Query Optimization in Multi-Cluster Architecture
Teradata’s query optimizer designs efficient query plans while maintaining techniques gained in the enterprise world.
The Teradata query optimizer has had a rough upbringing: Through decades of balancing ever-growing demands, adjusting to the needs of new database features, stretching to support innovative performance techniques, and reaching out to new data sources, the optimizer has met challenge after challenge—and come out stronger.
When VantageCloud Lake joined the Teradata family, the optimizer confronted yet another intriguing challenge: How to design efficient query plans that span more than one cluster while maintaining accumulated techniques gained from coming of age in the enterprise world.
Query optimizer: Deep dive into multiple-cluster architecture
Before a query begins to execute on any Teradata system, the optimizer formulates a plan. It examines many different approaches for executing the query and picks the plan that is likely to require the fewest resources. To reach that goal, the optimizer distills the request into chunks of work called “query steps,” then details and sequences those steps in an optimal way.
Each step is sent to the parallel units of the current cluster (called AMPs) independently, with each AMP working on its share of the query step in parallel with other AMPs. When each step is complete, the next step is sent to the AMPs.
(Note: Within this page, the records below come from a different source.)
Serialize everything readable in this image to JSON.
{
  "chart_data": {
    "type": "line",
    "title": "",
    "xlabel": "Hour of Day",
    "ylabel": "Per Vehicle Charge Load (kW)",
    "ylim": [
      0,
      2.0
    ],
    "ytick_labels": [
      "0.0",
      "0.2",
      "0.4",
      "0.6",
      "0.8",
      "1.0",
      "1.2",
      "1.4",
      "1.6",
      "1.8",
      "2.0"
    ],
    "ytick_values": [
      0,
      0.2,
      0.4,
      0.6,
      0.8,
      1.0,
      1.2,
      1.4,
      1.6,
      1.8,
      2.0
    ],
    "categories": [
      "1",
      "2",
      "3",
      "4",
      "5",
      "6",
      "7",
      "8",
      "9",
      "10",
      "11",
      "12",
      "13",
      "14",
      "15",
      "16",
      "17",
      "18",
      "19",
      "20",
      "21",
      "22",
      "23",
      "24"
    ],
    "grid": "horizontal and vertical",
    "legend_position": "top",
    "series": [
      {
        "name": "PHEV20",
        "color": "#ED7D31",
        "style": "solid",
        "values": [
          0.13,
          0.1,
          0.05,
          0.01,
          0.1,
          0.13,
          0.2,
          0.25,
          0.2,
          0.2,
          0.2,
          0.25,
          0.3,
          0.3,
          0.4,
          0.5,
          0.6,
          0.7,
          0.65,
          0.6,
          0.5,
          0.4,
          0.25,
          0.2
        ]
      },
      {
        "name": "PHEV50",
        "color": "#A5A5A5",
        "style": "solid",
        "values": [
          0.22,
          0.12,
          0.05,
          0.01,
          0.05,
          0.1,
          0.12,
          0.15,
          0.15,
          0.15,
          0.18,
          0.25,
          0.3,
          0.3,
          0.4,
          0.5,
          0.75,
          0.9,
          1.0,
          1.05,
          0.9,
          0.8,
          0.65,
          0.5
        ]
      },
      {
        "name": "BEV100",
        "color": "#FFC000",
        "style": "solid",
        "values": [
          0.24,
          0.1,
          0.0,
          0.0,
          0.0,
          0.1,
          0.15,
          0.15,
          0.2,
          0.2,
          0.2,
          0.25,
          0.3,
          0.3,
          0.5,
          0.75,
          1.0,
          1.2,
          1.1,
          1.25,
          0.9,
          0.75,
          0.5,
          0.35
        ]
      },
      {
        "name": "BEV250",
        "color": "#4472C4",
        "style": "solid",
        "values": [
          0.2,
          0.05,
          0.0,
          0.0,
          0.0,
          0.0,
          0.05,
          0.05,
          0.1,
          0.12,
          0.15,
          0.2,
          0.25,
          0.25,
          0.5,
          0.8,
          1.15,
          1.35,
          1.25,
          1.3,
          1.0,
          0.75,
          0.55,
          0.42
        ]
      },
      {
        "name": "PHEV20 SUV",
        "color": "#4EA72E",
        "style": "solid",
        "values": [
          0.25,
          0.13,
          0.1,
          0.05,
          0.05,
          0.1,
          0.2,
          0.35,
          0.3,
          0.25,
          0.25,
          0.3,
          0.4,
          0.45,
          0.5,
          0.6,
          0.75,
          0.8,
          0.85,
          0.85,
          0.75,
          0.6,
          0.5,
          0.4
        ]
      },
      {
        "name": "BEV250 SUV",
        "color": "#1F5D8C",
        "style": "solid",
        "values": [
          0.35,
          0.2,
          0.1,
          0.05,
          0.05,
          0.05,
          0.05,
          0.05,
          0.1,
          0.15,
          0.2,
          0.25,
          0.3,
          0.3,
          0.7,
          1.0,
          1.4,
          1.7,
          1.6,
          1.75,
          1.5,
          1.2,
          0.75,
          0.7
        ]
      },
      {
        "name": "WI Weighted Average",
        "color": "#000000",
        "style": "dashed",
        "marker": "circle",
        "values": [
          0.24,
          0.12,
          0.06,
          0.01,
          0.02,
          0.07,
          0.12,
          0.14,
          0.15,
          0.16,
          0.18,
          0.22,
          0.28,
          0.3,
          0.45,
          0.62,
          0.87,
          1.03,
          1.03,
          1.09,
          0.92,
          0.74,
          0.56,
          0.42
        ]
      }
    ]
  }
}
Data needed by the query may be in different files or tables, so a query of even moderate complexity may involve thousands of tough choices. The optimizer faces a dizzying number of join sequences, join types, and join geographies as the number of tables in the query grows.
# of Tables |
Possible Join Orders |
Grains of Sand |
3 |
12 |
. . . . . . . . . . . . |
4 |
120 |
.................................................. |
10 |
1.8 * 1010 |
6 sandboxes |
16 |
2 * 1020 |
Sand in all the beaches and |
Multi-cluster architecture in VantageCloud Lake
Teradata Vantage™ started life building query plans for fixed-size, massively parallel enterprise systems, designed to run on a single cluster. On this enterprise platform, only the AMPs within that single cluster receive query steps and execute them. When planning on an enterprise platform, the optimizer always knows where the query steps are going to run.
But VantageCloud Lake has a different architecture. It incorporates enterprise and compute clusters. A single query can be executed completely on an enterprise cluster, or it can start its execution on an enterprise cluster, then execute some or most of the remaining query steps on a compute cluster.
With more than one type of cluster available with VantageCloud Lake, what determines which steps run on which cluster?
Global Planner: Managing multi-cluster workloads
To support the multi-cluster architecture of VantageCloud Lake, Teradata introduced a new component called the Global Planner into the optimizer. This extended version of the optimizer lives in an enterprise cluster, where all query parsing and query planning occurs. The Global Planner determines which steps in a query will run on the enterprise and compute clusters.The Global Planner always starts and completes all queries on the primary cluster. If a compute cluster is an option, the Global Planner ensures that query steps eligible to be executed on the compute cluster are bundled into a single set of directives. In its initial version, the Global Planner only builds plans that make a single round trip from primary to compute cluster and back.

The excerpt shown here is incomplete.